Response time: average, P95 (response time for 95% of requests), maximum. Throughput: Requests per second (RPS). Error rate: The percentage of failed requests. System resources: CPU usage , memory usage, network bandwidth.
4. Implementing stress testing in Apifox
Open APIfox and click "New Project". Add API in "Interface Management": Enter the URL: http://localhost:8000/v1/completions. Set the request method to POST. Enter the sample request body (JSON as above) in "Body". Save and test a single request to ensure that the response is normal.
2. Set up the stress testing script
Go to the "Automated Test" module and click "New Test". Configuration test steps: Step 1: Call the API Select the API you just added. Set variables (such as prompt) to dynamic values, read randomly from a prepared JSON file. Step 2: Verify the response Check that the status code is 200. Check that the status field in the response is success. Save the script.

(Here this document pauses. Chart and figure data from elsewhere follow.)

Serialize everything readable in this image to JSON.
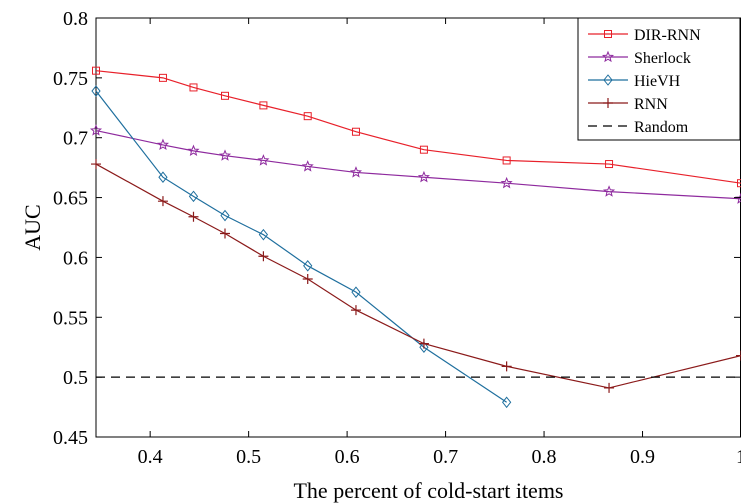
{
  "chart_data": {
    "type": "line",
    "xlabel": "The percent of cold-start items",
    "ylabel": "AUC",
    "xlim": [
      0.345,
      1.0
    ],
    "ylim": [
      0.45,
      0.8
    ],
    "xticks": [
      0.4,
      0.5,
      0.6,
      0.7,
      0.8,
      0.9,
      1.0
    ],
    "xtick_labels": [
      "0.4",
      "0.5",
      "0.6",
      "0.7",
      "0.8",
      "0.9",
      "1"
    ],
    "yticks": [
      0.45,
      0.5,
      0.55,
      0.6,
      0.65,
      0.7,
      0.75,
      0.8
    ],
    "ytick_labels": [
      "0.45",
      "0.5",
      "0.55",
      "0.6",
      "0.65",
      "0.7",
      "0.75",
      "0.8"
    ],
    "grid": false,
    "legend_position": "top-right",
    "series": [
      {
        "name": "DIR-RNN",
        "color": "#e8202a",
        "marker": "square",
        "x": [
          0.345,
          0.413,
          0.444,
          0.476,
          0.515,
          0.56,
          0.609,
          0.678,
          0.762,
          0.866,
          1.0
        ],
        "y": [
          0.756,
          0.75,
          0.742,
          0.735,
          0.727,
          0.718,
          0.705,
          0.69,
          0.681,
          0.678,
          0.662
        ]
      },
      {
        "name": "Sherlock",
        "color": "#8e2a9e",
        "marker": "star",
        "x": [
          0.345,
          0.413,
          0.444,
          0.476,
          0.515,
          0.56,
          0.609,
          0.678,
          0.762,
          0.866,
          1.0
        ],
        "y": [
          0.706,
          0.694,
          0.689,
          0.685,
          0.681,
          0.676,
          0.671,
          0.667,
          0.662,
          0.655,
          0.649
        ]
      },
      {
        "name": "HieVH",
        "color": "#1f6f9e",
        "marker": "diamond",
        "x": [
          0.345,
          0.413,
          0.444,
          0.476,
          0.515,
          0.56,
          0.609,
          0.678,
          0.762
        ],
        "y": [
          0.739,
          0.667,
          0.651,
          0.635,
          0.619,
          0.593,
          0.571,
          0.525,
          0.479
        ]
      },
      {
        "name": "RNN",
        "color": "#8b1a1a",
        "marker": "plus",
        "x": [
          0.345,
          0.413,
          0.444,
          0.476,
          0.515,
          0.56,
          0.609,
          0.678,
          0.762,
          0.866,
          1.0
        ],
        "y": [
          0.678,
          0.647,
          0.634,
          0.62,
          0.601,
          0.582,
          0.556,
          0.528,
          0.509,
          0.491,
          0.518
        ]
      },
      {
        "name": "Random",
        "color": "#000000",
        "marker": "none",
        "dash": "dashed",
        "x": [
          0.345,
          1.0
        ],
        "y": [
          0.5,
          0.5
        ]
      }
    ]
  }
}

3. Configure stress testing parameters
Click the "Stress Test" tab and set the scenario parameters: Scenario 1: 10 concurrent requests, 1 time per second, for 300 seconds. Scenario 2: 50 concurrent requests, 2 requests per second, and a duration of 600 seconds. Scenario 3: 200 concurrent requests, 5 requests per second, and a duration of 900 seconds. Select Dynamic Value: Import the JSON file and make prompt and max_tokens vary randomly. Set the stop condition: The error rate exceeds 10%. The average response time is over 5 seconds.
Click "Start stress testing" and Apifox will simulate concurrent requests.

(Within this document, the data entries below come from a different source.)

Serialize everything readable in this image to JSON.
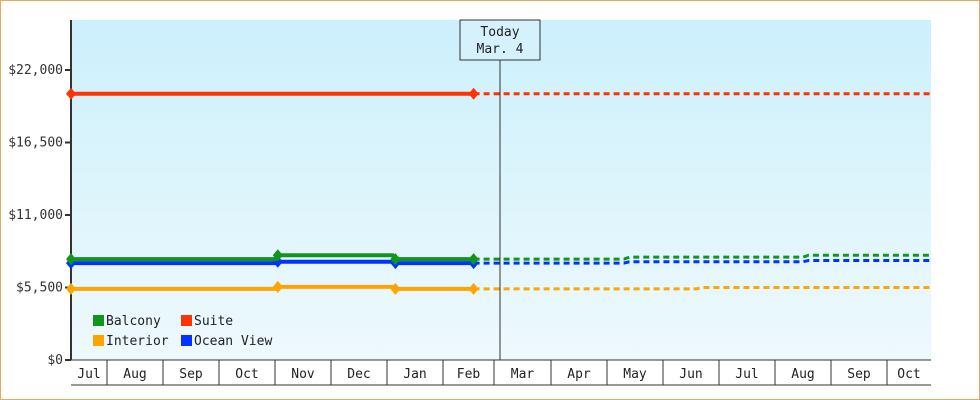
{
  "chart_data": {
    "type": "line",
    "title": "",
    "xlabel": "",
    "ylabel": "",
    "ylim": [
      0,
      26000
    ],
    "y_ticks": [
      "$0",
      "$5,500",
      "$11,000",
      "$16,500",
      "$22,000"
    ],
    "y_tick_values": [
      0,
      5500,
      11000,
      16500,
      22000
    ],
    "categories": [
      "Jul",
      "Aug",
      "Sep",
      "Oct",
      "Nov",
      "Dec",
      "Jan",
      "Feb",
      "Mar",
      "Apr",
      "May",
      "Jun",
      "Jul",
      "Aug",
      "Sep",
      "Oct"
    ],
    "today_marker": {
      "line1": "Today",
      "line2": "Mar. 4"
    },
    "legend_position": "bottom-left inside plot",
    "grid": false,
    "series": [
      {
        "name": "Balcony",
        "color": "#109618",
        "historical": [
          [
            0,
            7650
          ],
          [
            4,
            7650
          ],
          [
            4.05,
            7950
          ],
          [
            6.1,
            7950
          ],
          [
            6.15,
            7650
          ],
          [
            7.6,
            7650
          ]
        ],
        "projected": [
          [
            7.6,
            7650
          ],
          [
            10.3,
            7650
          ],
          [
            10.4,
            7800
          ],
          [
            13.5,
            7800
          ],
          [
            13.6,
            7950
          ],
          [
            16,
            7950
          ]
        ]
      },
      {
        "name": "Suite",
        "color": "#ff3300",
        "historical": [
          [
            0,
            20200
          ],
          [
            7.6,
            20200
          ]
        ],
        "projected": [
          [
            7.6,
            20200
          ],
          [
            16,
            20200
          ]
        ]
      },
      {
        "name": "Interior",
        "color": "#ffa500",
        "historical": [
          [
            0,
            5400
          ],
          [
            4,
            5400
          ],
          [
            4.05,
            5550
          ],
          [
            6.1,
            5550
          ],
          [
            6.15,
            5400
          ],
          [
            7.6,
            5400
          ]
        ],
        "projected": [
          [
            7.6,
            5400
          ],
          [
            11.6,
            5400
          ],
          [
            11.7,
            5500
          ],
          [
            16,
            5500
          ]
        ]
      },
      {
        "name": "Ocean View",
        "color": "#0033ff",
        "historical": [
          [
            0,
            7350
          ],
          [
            4,
            7350
          ],
          [
            4.05,
            7450
          ],
          [
            6.1,
            7450
          ],
          [
            6.15,
            7350
          ],
          [
            7.6,
            7350
          ]
        ],
        "projected": [
          [
            7.6,
            7350
          ],
          [
            10.3,
            7350
          ],
          [
            10.4,
            7450
          ],
          [
            13.5,
            7450
          ],
          [
            13.6,
            7550
          ],
          [
            16,
            7550
          ]
        ]
      }
    ]
  },
  "legend": {
    "items": [
      {
        "label": "Balcony",
        "color": "#109618"
      },
      {
        "label": "Suite",
        "color": "#ff3300"
      },
      {
        "label": "Interior",
        "color": "#ffa500"
      },
      {
        "label": "Ocean View",
        "color": "#0033ff"
      }
    ]
  }
}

At the same time, open the system monitoring tool to record resource usage.
After each scenario, save the results report.
V. Results Analysis
Export reports from Apifox, including:
Response time distribution (mean, P95, maximum).
Throughput (RPS).
Error rate.
Combined with system monitoring data, record the CPU and memory peak values.
2. Analysis Example
Scenario 1:
Average response time: 0.5 seconds
Throughput: 10 RPS
CPU: 20%
Conclusion: Good performance under light load.
Scenario 2:
Average response time: 1.2 seconds
Throughput: 100 RPS
CPU: 60%
Conclusion: Acceptable for medium loads.
Scenario 3:
Average response time: 4.8 seconds
Throughput: 800 RPS
CPU: 95%, memory overflow
Conclusion: 200 concurrent connections is overloaded and needs to be optimized.
If the response time is too long, check:
Model inference speed: Is GPU acceleration required?
Server resources: Is there insufficient CPU/memory?
Network latency: This should not be a problem in local deployment, but it needs to be confirmed.